Ron Paul: US Experiencing Something Similar To Breakup Of USSR
The two-time Republican presidential candidate told Fox Business that both major parties want to prop up the stock market and the Federal Reserve in a futile attempt to ‘preserve a system that can’t be preserved.’
MINNEAPOLIS — In a recent appearance on Fox Business, Dr. Ron Paul criticized both major political parties for failing to address the faltering U.S. economy.
During the July 12 interview, Paul responded to Jeb Bush’s recent criticism of Donald Trump’s platform as unrealistic.
“It’s all politics, and Bush is not going to be helpful in any way because I think the country is in such dire problems that the solution is not going to be found in either the Republicans or the Democrats talking with each other … because they won’t admit where the real problem is — the country’s bankrupt,” Paul said.

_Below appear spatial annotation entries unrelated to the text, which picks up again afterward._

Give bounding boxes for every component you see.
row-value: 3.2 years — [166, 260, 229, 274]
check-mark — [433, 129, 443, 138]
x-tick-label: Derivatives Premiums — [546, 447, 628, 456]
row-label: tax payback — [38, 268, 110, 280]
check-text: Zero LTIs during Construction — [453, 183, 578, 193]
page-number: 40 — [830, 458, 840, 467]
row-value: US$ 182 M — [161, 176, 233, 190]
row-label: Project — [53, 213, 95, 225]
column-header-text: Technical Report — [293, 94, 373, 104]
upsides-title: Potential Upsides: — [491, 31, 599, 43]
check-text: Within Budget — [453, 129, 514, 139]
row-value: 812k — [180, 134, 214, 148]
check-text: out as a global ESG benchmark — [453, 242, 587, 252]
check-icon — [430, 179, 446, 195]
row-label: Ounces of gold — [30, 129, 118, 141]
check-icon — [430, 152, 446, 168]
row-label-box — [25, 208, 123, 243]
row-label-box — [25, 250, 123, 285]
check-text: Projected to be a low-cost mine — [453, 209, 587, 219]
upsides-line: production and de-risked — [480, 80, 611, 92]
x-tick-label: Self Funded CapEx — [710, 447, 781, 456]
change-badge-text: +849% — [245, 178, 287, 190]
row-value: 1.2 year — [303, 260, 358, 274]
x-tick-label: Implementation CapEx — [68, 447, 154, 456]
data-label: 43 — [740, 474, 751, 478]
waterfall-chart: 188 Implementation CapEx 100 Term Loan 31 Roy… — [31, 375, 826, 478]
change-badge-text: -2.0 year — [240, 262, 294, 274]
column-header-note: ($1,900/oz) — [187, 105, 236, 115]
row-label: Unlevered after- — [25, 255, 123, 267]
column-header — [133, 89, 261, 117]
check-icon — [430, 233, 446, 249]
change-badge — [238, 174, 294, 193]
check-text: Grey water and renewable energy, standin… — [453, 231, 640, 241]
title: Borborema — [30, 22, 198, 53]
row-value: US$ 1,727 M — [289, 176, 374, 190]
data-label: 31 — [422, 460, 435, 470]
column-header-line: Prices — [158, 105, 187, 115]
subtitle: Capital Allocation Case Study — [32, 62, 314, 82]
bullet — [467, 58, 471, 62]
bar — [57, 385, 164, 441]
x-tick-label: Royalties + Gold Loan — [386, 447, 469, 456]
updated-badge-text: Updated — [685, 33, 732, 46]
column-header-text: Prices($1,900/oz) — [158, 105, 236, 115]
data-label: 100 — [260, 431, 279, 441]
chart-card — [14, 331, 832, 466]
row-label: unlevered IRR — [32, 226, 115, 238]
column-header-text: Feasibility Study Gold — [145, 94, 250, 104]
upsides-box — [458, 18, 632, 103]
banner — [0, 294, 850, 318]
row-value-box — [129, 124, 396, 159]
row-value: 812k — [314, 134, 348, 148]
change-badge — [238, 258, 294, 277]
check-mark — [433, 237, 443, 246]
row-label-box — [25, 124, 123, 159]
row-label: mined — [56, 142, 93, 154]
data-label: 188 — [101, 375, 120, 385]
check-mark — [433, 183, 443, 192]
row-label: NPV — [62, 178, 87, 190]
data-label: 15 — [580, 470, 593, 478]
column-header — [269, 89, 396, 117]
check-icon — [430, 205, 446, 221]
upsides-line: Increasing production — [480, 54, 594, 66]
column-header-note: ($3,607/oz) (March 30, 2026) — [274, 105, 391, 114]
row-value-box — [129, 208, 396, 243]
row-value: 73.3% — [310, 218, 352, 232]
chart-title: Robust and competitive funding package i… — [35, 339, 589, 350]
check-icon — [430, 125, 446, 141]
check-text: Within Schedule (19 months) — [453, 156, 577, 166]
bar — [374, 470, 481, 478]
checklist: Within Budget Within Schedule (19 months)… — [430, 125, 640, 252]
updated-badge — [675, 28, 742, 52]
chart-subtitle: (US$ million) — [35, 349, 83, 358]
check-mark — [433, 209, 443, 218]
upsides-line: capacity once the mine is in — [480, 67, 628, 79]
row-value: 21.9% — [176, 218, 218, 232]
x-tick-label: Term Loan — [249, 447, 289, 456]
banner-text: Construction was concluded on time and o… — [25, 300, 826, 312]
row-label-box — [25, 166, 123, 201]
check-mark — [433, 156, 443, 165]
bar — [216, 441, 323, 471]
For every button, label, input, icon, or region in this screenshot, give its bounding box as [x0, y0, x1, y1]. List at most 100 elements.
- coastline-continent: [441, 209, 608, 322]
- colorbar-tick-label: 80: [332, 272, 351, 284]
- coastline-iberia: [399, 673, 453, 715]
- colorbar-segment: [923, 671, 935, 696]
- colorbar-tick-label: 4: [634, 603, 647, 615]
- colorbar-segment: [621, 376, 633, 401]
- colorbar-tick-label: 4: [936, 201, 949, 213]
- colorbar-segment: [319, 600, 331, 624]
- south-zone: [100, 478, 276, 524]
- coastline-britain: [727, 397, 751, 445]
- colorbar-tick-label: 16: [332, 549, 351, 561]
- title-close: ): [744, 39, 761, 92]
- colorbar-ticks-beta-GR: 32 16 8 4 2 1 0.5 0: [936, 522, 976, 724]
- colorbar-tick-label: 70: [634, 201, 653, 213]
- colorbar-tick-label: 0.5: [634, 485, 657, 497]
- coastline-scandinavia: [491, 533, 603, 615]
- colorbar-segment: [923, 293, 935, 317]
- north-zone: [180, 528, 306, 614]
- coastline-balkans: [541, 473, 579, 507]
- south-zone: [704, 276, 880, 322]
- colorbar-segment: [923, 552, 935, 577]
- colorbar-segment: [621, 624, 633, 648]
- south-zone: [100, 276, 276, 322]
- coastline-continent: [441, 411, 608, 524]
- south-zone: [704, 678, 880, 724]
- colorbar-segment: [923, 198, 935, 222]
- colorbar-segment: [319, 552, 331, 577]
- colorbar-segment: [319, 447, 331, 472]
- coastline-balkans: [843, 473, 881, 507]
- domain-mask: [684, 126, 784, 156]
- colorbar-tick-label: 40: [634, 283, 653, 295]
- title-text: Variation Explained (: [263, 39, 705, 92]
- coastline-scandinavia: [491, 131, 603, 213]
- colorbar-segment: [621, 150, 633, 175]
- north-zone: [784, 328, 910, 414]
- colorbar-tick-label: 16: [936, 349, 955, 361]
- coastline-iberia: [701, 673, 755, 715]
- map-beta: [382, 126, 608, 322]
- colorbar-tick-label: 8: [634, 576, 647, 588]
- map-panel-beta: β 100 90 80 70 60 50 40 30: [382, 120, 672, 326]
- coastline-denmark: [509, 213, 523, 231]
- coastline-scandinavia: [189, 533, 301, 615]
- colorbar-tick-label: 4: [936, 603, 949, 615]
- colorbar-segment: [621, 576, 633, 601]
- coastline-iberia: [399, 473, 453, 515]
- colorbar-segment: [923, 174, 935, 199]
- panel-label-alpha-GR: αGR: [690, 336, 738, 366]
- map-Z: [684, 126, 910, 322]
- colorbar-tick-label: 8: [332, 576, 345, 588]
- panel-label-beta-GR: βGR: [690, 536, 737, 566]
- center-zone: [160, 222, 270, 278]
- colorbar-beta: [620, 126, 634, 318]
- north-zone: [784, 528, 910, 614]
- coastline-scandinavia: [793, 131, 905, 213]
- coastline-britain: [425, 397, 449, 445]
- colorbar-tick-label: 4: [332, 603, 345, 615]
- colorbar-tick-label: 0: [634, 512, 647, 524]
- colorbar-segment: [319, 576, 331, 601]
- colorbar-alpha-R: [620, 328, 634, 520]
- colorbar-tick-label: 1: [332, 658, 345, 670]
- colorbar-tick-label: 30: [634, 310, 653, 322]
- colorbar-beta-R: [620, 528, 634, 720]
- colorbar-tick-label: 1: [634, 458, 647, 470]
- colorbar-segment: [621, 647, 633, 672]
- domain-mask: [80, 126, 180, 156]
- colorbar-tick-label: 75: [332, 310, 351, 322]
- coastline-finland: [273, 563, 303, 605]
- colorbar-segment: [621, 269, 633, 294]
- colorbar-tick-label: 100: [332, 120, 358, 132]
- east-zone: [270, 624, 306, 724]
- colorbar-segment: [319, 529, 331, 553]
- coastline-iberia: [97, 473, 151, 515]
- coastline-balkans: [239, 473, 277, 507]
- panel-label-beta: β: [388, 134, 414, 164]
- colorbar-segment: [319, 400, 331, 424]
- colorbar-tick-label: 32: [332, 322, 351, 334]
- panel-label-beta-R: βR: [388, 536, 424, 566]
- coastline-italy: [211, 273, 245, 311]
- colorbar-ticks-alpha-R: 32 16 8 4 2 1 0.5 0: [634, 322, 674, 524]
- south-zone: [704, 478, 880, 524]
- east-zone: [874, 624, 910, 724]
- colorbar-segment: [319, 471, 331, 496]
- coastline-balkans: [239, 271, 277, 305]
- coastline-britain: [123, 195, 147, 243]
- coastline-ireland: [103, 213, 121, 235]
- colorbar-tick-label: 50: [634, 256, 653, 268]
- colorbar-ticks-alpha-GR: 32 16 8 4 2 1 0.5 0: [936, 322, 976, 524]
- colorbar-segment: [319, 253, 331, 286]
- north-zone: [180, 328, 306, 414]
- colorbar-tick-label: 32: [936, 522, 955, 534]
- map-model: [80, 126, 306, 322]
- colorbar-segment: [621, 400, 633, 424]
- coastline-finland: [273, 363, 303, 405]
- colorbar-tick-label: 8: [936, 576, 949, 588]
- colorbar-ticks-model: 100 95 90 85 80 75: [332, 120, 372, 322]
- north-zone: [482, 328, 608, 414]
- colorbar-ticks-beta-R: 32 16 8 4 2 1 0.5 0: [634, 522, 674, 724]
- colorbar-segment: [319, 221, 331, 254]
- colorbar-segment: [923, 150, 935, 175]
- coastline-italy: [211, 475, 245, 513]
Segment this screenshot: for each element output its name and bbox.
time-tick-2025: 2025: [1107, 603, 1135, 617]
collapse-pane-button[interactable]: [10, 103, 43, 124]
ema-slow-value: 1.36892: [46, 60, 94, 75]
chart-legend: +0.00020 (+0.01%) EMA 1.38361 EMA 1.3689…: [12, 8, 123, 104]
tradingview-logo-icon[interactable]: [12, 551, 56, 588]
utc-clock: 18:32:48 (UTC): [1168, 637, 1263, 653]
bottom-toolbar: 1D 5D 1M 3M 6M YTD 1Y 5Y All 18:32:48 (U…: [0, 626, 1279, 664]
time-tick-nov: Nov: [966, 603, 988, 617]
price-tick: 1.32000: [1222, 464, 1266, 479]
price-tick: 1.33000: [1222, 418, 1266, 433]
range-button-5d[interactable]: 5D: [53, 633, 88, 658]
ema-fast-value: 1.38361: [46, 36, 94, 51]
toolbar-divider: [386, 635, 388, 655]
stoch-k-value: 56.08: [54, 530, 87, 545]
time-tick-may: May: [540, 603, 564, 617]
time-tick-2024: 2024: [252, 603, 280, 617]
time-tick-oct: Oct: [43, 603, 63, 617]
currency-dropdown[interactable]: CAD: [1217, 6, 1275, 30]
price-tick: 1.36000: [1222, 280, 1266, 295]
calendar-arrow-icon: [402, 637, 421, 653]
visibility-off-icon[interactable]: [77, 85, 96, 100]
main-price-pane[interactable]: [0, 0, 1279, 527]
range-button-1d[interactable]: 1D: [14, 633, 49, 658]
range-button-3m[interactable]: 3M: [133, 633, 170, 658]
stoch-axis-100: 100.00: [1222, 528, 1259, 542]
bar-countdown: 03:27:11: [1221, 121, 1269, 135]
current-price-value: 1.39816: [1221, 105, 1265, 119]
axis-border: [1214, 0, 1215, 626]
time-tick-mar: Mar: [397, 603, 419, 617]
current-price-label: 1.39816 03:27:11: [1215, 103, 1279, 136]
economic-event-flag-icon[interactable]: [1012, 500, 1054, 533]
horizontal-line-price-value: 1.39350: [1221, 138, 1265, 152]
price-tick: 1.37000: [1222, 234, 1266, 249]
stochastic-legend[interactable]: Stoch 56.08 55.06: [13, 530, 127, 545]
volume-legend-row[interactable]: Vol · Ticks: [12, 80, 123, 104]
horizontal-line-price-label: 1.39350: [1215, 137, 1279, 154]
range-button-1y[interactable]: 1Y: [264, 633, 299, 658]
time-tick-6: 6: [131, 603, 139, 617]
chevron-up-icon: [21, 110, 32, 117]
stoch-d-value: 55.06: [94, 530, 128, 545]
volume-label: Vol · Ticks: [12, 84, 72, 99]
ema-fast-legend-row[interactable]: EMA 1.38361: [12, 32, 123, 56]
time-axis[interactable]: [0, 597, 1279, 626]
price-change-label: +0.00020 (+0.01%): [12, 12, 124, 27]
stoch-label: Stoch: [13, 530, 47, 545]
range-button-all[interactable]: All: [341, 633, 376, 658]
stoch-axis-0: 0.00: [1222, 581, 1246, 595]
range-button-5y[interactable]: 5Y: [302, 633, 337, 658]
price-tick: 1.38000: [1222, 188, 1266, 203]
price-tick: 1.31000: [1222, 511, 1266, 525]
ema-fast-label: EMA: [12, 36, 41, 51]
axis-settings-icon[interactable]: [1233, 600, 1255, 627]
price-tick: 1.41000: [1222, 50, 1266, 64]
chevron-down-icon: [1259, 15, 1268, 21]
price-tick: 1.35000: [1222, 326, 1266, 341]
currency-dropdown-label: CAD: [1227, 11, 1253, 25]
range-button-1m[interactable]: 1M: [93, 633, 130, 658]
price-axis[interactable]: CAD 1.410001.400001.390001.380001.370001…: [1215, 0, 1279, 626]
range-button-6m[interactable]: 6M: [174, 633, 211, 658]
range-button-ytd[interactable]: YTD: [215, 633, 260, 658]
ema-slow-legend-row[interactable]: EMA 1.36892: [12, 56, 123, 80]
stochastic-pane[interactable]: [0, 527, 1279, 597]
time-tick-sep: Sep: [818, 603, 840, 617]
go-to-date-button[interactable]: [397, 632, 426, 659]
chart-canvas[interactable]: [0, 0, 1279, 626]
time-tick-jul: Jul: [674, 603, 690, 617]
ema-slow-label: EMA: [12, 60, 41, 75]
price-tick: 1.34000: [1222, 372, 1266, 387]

The former Republican congressman, two-time presidential candidate, and long-time critic of U.S. economic policy said the United States is witnessing the “end of an era of Keynesian economics and Republicans and Democrats are struggling to survive.”
“Both sides want to spend more money — one for the military, the other for the welfare state,” he continued.
Inflation is increasing, he said, suggesting that the stock market is being artificially propped up by the President’s Working Group on Financial Markets, popularly known as the “Plunge Protection Team,” which has contributed to record highs on Wall Street.
“This is a desperate attempt for the Federal Reserve to preserve a system that can’t be preserved,” Paul explained. “Everything is directed toward the stock market.”
“The liberals argue with me, and they say there’s no inflation … but there’s tremendous inflation. The money supply continues to increase and it has to go somewhere,” Paul said. “And right now it’s designed by the Plunge Protection Team … to save the stock market. “
But he warned that an overvalued stock market doesn’t reflect economic strength in the U.S., where business and manufacturing remain weak. Paul explained:
“[Politicians] say we’re going to force these people to bring these jobs back to this country, but you have to create the conditions where a businessman will borrow money. They don’t even want the money. They money’s not worth anything to them because it’s not worth it to build new plants in this country.”
Paul, who ran for president as a Republican in 2008 and 2012, told the Fox Business panel that he hadn’t yet decided who would get his vote in November.
“Overall, the policies of the country and the trends in the country, economically and in foreign policy, won’t change one bit” after the next election, Paul predicted.
He was particularly critical of Trump, accusing the presumptive GOP nominee of being belligerent and inconsistent in his policies and proposals:
“There was a killing by an American Muslim, and therefore, he says the solution is go over there and really bomb the living daylights out of somebody. That is not a policy.”
Paul compared the current American political landscape to the final days of the USSR:
“But this is a desperate attempt to try to save the system from falling apart. We’re witnessing something similar to the breakup of the Soviet system. That system didn’t work, this system doesn’t work, but nobody wants to admit there’s something wrong with the system. So they’re struggling to hang on to power and to patch it together.”
Rather than focusing on either major party or its candidate, Paul said it makes more sense to focus on traditional Libertarian values such as nonaggression.
“All we have now is government aggression to do and get their will, thousands of policemen carrying guns, and we have a militarized police force. So it transfers into our society” and fosters hate, he said.
“The productivity of this country is down and we’re in a mess,” Paul concluded.